For the two public companies is the space?  Maximizing shareholder value (duh).

 

For the private companies or families?  Either the "love of the skiing" or ego.  There are better ways to make money than depending upon the weather.

 

For the techies that bought PowMow?  They really want a base camp.

 

There is at least one more reason that private investors buy ski areas.

 

Monarch was purchased a little more than a decade ago by a group of investors, most of which are business owners in the Salida area, including owners of several Salida hotels.

 

Success was far from guaranteed.  The mountain barely survived the 1980's after a ton of drama and legal problems related to its owners. In the 1990's it was passed around to several absentee owners that did little to invest in the area. Meanwhile, season passes for the I-70 areas became dirt cheap, and Monarch's season pass was absolutely uncompetitive.

 

Meanwhile, Salida was a rafting town that closed up in the Winter, and the town saw little income in the offseason.

 

So, a group of several local investors (and non-locals too, but it is the local group that does the day-to-day management of the area) stepped in and bought it  The primary goal was to make the ski area successful enough to get winter traffic in Salida, and to keep the ski area operating period- if the ski area were to close, Salida would become even a deader place in the Winter Months.

 

It is different now. The ski area is making a ton of money. The season pass allows free skiing at a ridiculous number of resorts, some much larger and much better known than Monarch. Monarch sells season passes all across the country now. It sells season passes to people who never even come ski the mountain. And in entices people to make trips that never would have considered the place before. Those people need places to stay.

 

Quote:
 

"For a long time, Salida wasn't a ski town and it struggled in winter," said Moorhead, Monarch's longtime manager who first started working at the area in 1976 and owns a stake in the hill. "They've seen us come in and make a huge difference, and they appreciate that.
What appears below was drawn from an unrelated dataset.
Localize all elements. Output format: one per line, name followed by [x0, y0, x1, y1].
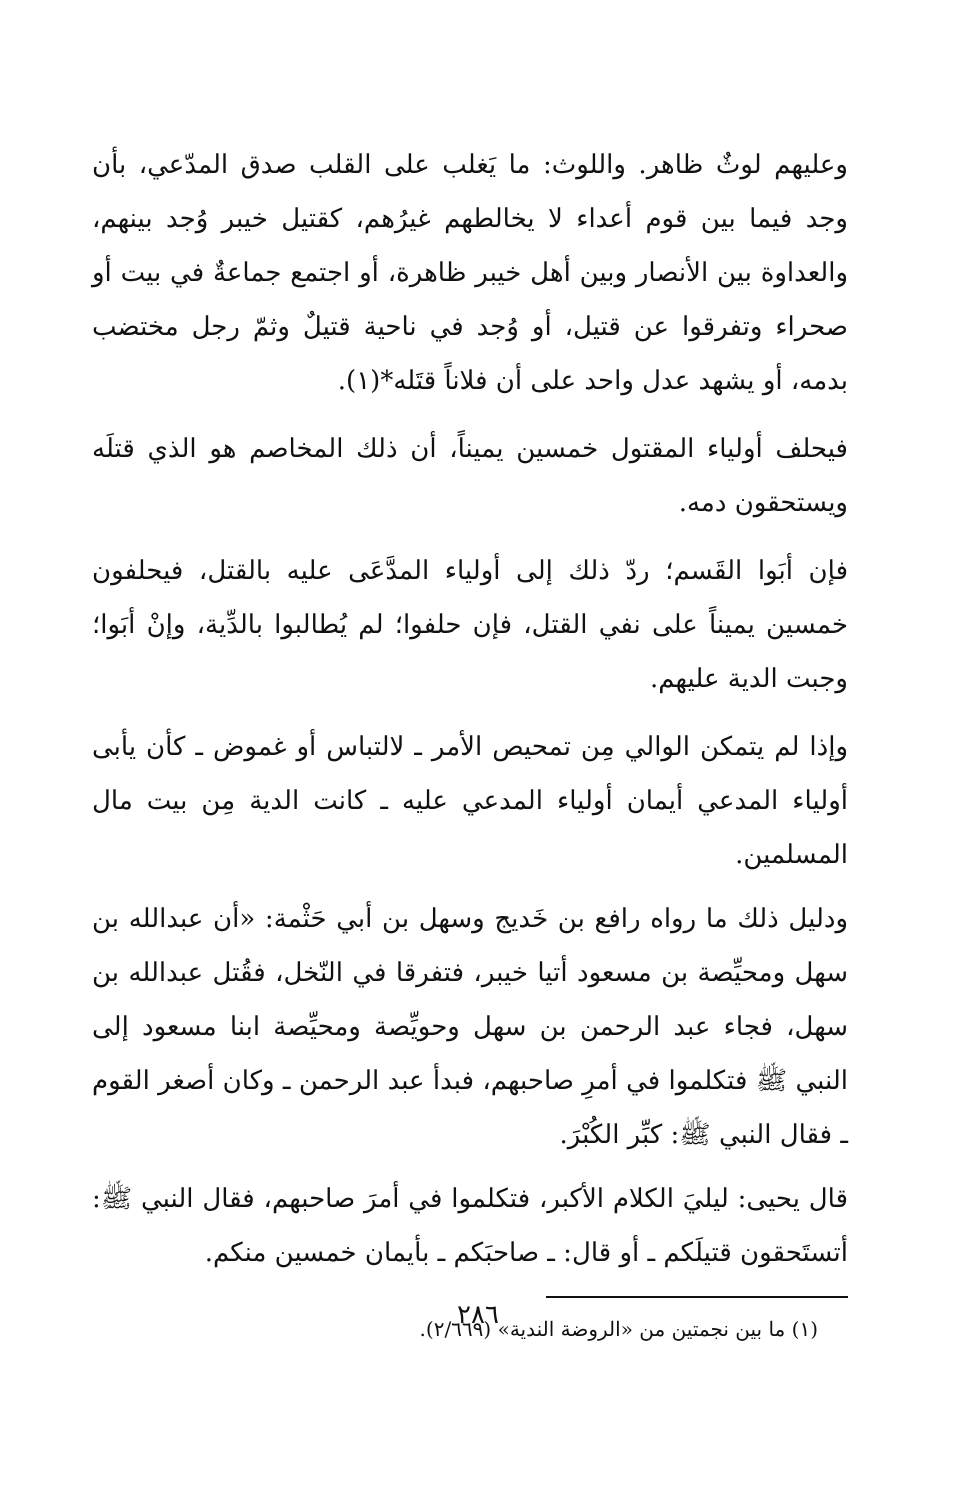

Now, winter has a substantial impact."

Don Jackson said his Salida Super 8 hotel saw its best winters ever in 2008-09 and 2009-10, years that the tourism industry was weathering declines. Jackson, another owner of Monarch, credits the hill's growing attraction with budget-minded skiers as fuel for the wintertime fire in Salida.

"We jumped at the chance for ownership," he said. "It's not that often you get a chance to really impact your off-season."